Another game, another win. It's becoming repetitive, like a scratched record, but nobody at Darlington is complaining about being stuck in the groove.
They appear to have reached a state of perpetual motion in steamrolling teams no matter what the combination of opposition, conditions and Martin Gray's team selection might be.
On Saturday he took the bold move to drop the usually involved Adam Nicholls as Quakers faced Bedlington Terriers on a perishing day in Northumberland.
A potentially tricky encounter was bypassed, however, courtesy of a 4-0 victory against a team who had a man sent off when more milestones were reached.
It was Darlington's 12th win in a row, their 16th away from home and it took their goal tally to an astonishing 118 in 37 games.
If they beat Sunderland RCA at Heritage Park this weekend for the first time in the club's history they'll reach 100 points.
Saturday's was their 32nd win of the season, the first time the club have won so many in a campaign, but there's only one number that matters to Gray: number one.
Until first position is secured, ahead of title rivals Spennymoor Town, then Gray will not be satisfied.
"I demand that they are not complacent," said the boss. "I won't accept anything but 100 per cent from them and I told them that in the changing room before the game.
"It's about standards and if you want to win anything you've got to keep at it and I've got to keep demanding it.
"We've got nine games to go, nine cup finals as I see it, and it's good that we've got everybody fighting for a game.
"People in the team are looking over their shoulder and any team that wants to achieve anything needs that competition."
Nicholls was at the sharp end of that competition, missing only his second league game since September, with Amar Purewal returning from a two-game absence.
Gray, who explained the decision to Nicholls before the game, said: "The last couple of games he hasn't quite clicked. He needs to get back to doing what he was doing before, on the training ground and in games, and he knows that.
"I'm always honest with players, I spoke to him about it and he understood the decision. So I'm looking for a reaction now."
Purewal's return saw Stephen Thompson revert to left midfield and it was his shot that led to the breakthrough via the penalty spot, midfielder Andrew Leeson having handled on 20 minutes.
Terry Galbraith blasted home in characteristic fashion from the spot. His penalty was Darlington's 16th of the campaign, 13 of them successful. Perhaps another record.
Galbraith had already twice stung the palms of Kevin Morton, who did well to track the flight of the ball as an icy wind swept through Welfare Park, strong enough to test the foundations of the floodlight pylons.
The keeper was kept occupied throughout, although his brother in the Terriers' midfield was to have a bigger influence.
With Bedlington posing little treat Darlington looked good for a second goal before half-time.

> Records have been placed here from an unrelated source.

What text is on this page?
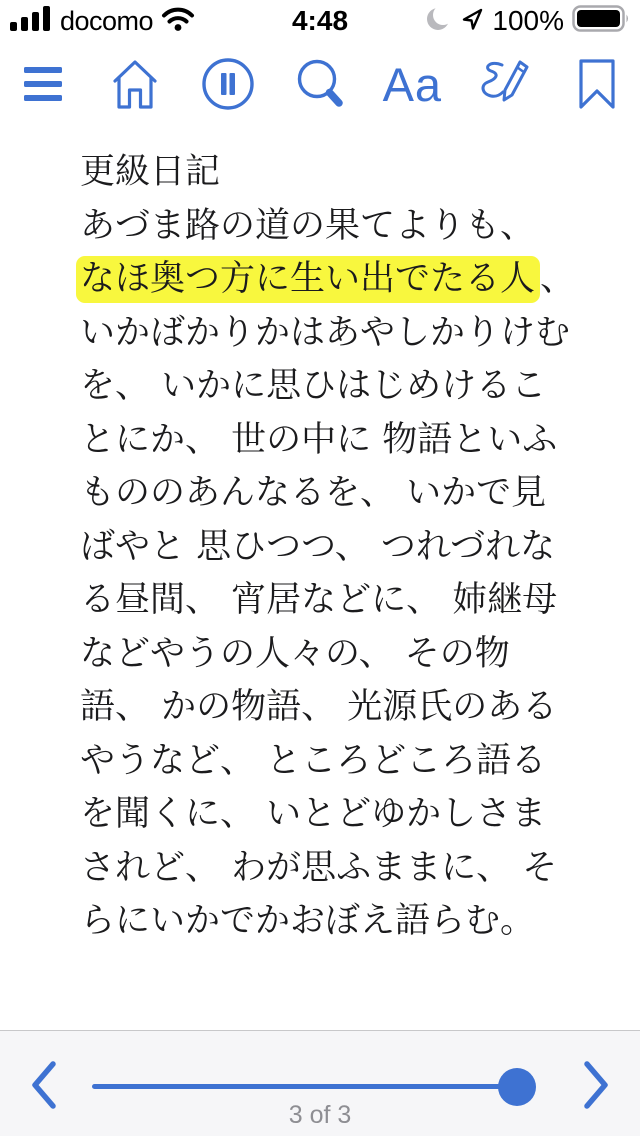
docomo	4:48	100%
Aa
更級日記
あづま路の道の果てよりも、
なほ奥つ方に生い出でたる人 、
いかばかりかはあやしかりけむ
を、 いかに思ひはじめけるこ
とにか、 世の中に 物語といふ
もののあんなるを、 いかで見
ばやと 思ひつつ、 つれづれな
る昼間、 宵居などに、 姉継母
などやうの人々の、 その物
語、 かの物語、 光源氏のある
やうなど、 ところどころ語る
を聞くに、 いとどゆかしさま
されど、 わが思ふままに、 そ
らにいかでかおぼえ語らむ。
3 of 3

Morton saved a powerful effort by Stephen Harrison, Thompson saw Chris Carr use his head to divert a shot over the bar, while Purewal wasted a David Dowson cross to the far post.
"I thought we controlled possession throughout," said Gray. "We started well and took the game to them on what was a tough day. It was freezing cold so getting the players switched on was just as important as anything else.
"We got at them at the start of the game and it was a shame we didn't get the second goal before half-time because that would probably have settled players down.
Bedlington's Craig Morton, right, uses his strength to ease Stephen Thompson off the ball
"But the sending off had a big impact on the game. Having said that, we were in control for the 90 minutes."
The sending off was that of Colin Morton, the veteran seeing red after receiving two bookings, the first for a challenge on Thompson, the second for barging into Galbraith.
Bedlington remained competitive while Quakers, for all of their possession, were not able to add a match-clinching second until the 75th minute, when Dowson netted.
It was a bit like waiting for a bus as he got another a minute later.
The first came after a low shot on the turn after receiving a pass from Thompson, who had just switched to the right, and the second after a carefully-weighted ball over the top from the in-form Chris Emms.
Dowson completed a neat first-time finish for his 17th goal of the season.
He would have had a hat-trick too were it not for a save by Morton, but he parried to the ever alert super-sub Steven Johnson, who tapped home his 11th goal of the season.
The result was Bedlington's heaviest defeat since Spennymoor put six past them in October.
Gray added: "On paper, Bedlington's starting XI is strong. They've lost some players lately but they've still got some quality. So it's credit to our players because they reduced Bedlington's chances through their work ethic.
"To score goals, keep a clean sheet on a horrible day against a good team is a fantastic result."